In principle, IHC may be more specific than FISH, as ALK protein should not be expressed in normal adult lung; however, even highly specific assays in the setting of a low-prevalence disease state can produce more false-positive results than true-positive results. The sensitivity and specificity of ALK IHC has been reported as 90 percent and 97.8 percent, respectively.14,15 Notably, these data are usually derived by comparison with FISH, which itself is a less than perfect gold standard. Thus, given an ALK rearrangement prevalence rate of one to three percent in all new lung adenocarcinomas, only 31 to 58 percent of cases with a positive IHC result will contain an ALK rearrangement, respectively; the positive predictive value of IHC, and other tests, must always be assessed in the context of the tested patient population. A recent article explores more completely the preanalytical, analytical, and postanalytical variables inherent to immunohistochemistry of pulmonary biomarkers.16
Although no official recommendation currently exists for using either DNA- or RNA-based MPS panels to detect ALK rearrangements, such panels can be a powerful tool, providing orthogonal data to resolve potential false-positive findings when clinical suspicion for an ALK rearrangement is low. One advantage of multiplexed assays is they afford the opportunity to consider known biology and pathogenesis of lung adenocarcinomas. For example, EGFR and ALK have rarely been co-associated and most studies have found them to be mutually exclusive events. Like ALK rearrangements, aberrations in the EGFR gene are enriched in patients with a never smoking status and female gender. Most clinically relevant changes occur in the EGFR kinase domain (exons 18–21). Some changes, such as the c.2573T>G (p.L858R) seen in this case, are known to sensitize lung cancer to targeted TKI therapy (Fig. 2).17 Although tumor heterogeneity is always possible, the patient’s demographics, the much higher prevalence of EGFR variants, the high specificity of DNA-MPS (which identified the EGFR variant), the high sensitivity of RNA-MPS (which did not identify an ALK fusion), and the other ALK testing in aggregate all point to a true EGFR single nucleotide variant by MPS and false-positive ALK rearrangement by FISH and IHC. The patient’s failure to improve on alectinib and excellent clinical response to osimertinib reinforce this conclusion.
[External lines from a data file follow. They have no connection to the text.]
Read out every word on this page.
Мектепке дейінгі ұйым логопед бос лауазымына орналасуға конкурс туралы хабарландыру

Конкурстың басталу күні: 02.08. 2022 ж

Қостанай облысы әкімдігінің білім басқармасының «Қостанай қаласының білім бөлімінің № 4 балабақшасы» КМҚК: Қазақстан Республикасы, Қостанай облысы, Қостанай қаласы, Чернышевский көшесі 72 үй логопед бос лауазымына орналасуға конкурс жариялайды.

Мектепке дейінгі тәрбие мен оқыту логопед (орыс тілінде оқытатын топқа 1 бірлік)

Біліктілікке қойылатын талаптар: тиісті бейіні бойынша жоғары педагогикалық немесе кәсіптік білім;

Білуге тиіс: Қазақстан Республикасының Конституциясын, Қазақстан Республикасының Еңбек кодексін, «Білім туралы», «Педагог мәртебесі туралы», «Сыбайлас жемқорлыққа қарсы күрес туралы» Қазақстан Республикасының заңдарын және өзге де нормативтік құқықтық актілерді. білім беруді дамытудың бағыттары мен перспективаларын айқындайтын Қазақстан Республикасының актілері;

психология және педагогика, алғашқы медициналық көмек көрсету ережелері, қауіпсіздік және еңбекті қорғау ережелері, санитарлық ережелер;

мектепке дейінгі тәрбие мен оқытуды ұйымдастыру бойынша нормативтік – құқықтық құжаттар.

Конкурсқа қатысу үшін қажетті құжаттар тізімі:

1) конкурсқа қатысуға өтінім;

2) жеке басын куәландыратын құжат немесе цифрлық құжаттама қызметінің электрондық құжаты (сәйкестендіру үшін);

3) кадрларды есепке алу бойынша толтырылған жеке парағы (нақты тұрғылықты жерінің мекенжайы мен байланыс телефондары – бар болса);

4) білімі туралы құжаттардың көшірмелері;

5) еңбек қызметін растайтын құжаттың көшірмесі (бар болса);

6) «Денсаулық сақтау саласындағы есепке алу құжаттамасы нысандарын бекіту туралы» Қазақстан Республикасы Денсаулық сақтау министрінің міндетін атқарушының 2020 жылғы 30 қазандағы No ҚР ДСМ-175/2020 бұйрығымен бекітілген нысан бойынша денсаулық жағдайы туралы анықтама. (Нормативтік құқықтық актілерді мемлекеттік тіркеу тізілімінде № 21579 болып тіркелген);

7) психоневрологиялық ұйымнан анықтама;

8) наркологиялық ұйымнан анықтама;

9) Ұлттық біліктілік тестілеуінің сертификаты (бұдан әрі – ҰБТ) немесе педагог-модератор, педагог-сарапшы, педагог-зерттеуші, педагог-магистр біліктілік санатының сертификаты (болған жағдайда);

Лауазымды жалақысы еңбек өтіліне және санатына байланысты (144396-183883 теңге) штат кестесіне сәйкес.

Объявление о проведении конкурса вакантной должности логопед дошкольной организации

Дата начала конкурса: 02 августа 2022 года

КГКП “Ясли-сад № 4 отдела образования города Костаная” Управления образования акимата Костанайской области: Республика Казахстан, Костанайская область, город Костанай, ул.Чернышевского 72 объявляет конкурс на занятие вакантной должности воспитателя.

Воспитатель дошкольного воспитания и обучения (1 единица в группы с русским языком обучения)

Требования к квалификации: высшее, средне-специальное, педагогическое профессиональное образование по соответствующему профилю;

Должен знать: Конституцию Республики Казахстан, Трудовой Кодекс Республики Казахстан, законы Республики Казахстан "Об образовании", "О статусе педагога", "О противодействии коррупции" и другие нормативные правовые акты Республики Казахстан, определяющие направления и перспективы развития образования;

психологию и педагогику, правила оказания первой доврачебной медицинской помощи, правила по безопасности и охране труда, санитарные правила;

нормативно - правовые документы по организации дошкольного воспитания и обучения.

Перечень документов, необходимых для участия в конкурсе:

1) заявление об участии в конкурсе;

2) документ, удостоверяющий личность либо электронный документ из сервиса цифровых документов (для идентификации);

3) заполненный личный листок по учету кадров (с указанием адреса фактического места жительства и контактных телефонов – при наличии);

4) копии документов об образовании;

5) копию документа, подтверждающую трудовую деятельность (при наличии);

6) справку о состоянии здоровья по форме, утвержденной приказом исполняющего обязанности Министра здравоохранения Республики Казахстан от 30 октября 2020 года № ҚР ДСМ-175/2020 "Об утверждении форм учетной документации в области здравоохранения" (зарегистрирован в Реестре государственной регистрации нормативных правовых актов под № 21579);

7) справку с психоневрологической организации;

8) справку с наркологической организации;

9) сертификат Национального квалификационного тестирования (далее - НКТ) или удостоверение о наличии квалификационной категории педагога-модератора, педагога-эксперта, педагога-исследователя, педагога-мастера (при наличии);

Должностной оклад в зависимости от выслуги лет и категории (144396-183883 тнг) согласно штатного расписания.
Other interesting aspects of this case deserve consideration. About four percent of lung adenocarcinomas will contain activating driver disease-associated variants in the BRAF gene, including p.V600E, and there is a newly designated role for BRAF-targeted therapy in tumors that contain this aberration.18 If it were present, a BRAF p.V600E variant in this tumor might have suggested inappropriately that the disease in the pleural fluid was related to the previous melanoma diagnosis. All metastatic tumors of unknown primary should receive a thorough initial workup. Although this patient did have a history of melanoma, metastasis would be very uncommon given the pathological characteristics of her 2013 resection specimen. Finally, TP53 variants, as observed in this case, are present in about 46 percent of lung adenocarcinomas.